Agenda mereka berkisar pada janji untuk mengembalikan jutaan pengungsi di negara itu ke tanah air mereka dan menggunakan bahasa kasar terhadap kelompok “teroris”.

Kilicdaroglu menuduh pemerintah mengizinkan 10 juta “migran gelap” untuk memasuki negara itu, sebuah angka yang salah. “Kami tidak akan menyerahkan tanah air kami pada mentalitas yang memungkinkan 10 juta migran gelap datang ke antara kami,” katanya dalam sebuah video yang diposting di Twitter beberapa hari sebelum putaran kedua.

Kampanye Kilicdaroglu semakin mengobarkan nada anti-pengungsi dengan memperingatkan bahwa jumlah pengungsi dan migran dapat meningkat menjadi 30 juta.

Retorika tersebut telah menyebabkan peningkatan komentar xenofobia, baik online maupun di depan umum, dan suasana yang semakin tidak ramah bagi warga Suriah dan populasi pengungsi lainnya.

Demokrasi diputuskan di Turki

Pemungutan suara bersama parlemen dan presiden memutuskan tidak hanya siapa yang memimpin Turki, negara anggota NATO berpenduduk 85 juta jiwa, tetapi juga bagaimana negara itu diatur, ke mana arah ekonominya di tengah krisis biaya hidup yang mendalam, dan bentuk kebijakan luar negerinya. .

Meskipun jumlah pemilih yang tepat untuk kedua kalinya pada hari Minggu belum diumumkan, para pengamat mengatakan bahwa partisipasi pemilih tinggi. Jumlah pemilih adalah 89 persen di putaran pertama.
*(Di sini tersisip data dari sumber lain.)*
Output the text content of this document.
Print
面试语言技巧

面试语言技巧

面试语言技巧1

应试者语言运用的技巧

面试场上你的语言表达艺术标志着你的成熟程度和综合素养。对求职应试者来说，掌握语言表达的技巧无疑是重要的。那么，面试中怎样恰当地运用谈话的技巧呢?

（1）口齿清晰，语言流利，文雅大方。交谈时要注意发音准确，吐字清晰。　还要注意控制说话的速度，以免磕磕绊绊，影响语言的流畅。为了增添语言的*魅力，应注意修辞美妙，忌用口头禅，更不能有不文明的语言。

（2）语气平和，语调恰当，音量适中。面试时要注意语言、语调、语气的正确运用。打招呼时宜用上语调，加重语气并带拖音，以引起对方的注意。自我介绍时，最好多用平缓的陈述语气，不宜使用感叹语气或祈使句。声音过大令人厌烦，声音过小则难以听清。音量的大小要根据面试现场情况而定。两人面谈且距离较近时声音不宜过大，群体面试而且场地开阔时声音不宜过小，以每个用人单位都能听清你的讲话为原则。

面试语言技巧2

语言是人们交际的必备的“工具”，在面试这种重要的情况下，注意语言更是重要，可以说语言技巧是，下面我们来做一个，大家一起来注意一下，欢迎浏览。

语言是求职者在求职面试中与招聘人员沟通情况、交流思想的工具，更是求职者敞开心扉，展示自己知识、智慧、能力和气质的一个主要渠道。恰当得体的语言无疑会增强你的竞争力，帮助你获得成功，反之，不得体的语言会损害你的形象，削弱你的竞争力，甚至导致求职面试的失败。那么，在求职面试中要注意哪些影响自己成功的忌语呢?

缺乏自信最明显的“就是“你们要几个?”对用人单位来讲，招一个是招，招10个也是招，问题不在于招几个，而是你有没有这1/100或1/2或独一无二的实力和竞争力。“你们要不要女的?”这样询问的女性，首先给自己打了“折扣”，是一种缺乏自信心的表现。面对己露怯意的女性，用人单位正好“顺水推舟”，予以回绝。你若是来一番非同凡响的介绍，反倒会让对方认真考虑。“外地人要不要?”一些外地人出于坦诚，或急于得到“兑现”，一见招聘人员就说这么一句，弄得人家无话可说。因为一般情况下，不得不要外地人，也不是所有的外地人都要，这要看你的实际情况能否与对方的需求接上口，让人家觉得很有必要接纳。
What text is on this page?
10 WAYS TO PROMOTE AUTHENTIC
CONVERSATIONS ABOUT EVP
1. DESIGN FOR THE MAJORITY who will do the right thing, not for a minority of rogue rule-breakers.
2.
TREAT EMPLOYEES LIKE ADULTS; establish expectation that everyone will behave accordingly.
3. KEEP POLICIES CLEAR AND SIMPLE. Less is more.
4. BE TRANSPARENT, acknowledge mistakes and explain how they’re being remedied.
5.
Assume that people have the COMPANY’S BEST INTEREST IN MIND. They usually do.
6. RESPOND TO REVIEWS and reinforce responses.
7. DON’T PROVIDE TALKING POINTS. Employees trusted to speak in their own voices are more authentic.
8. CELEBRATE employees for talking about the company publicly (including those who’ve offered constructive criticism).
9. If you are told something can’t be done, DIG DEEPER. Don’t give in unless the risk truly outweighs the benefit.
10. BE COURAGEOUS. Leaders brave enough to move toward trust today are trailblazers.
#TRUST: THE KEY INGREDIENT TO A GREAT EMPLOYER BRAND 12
Erdogan telah dituduh mengambil giliran yang semakin otoriter di Turki, tetapi baik pemerintah maupun pendukung oposisi dapat menunjukkan jumlah pemilih yang tinggi sebagai bukti bahwa Turki sebagai sebuah negara berinvestasi dalam demokrasinya dan bahwa orang Turki sangat ingin berpartisipasi untuk mengambilnya.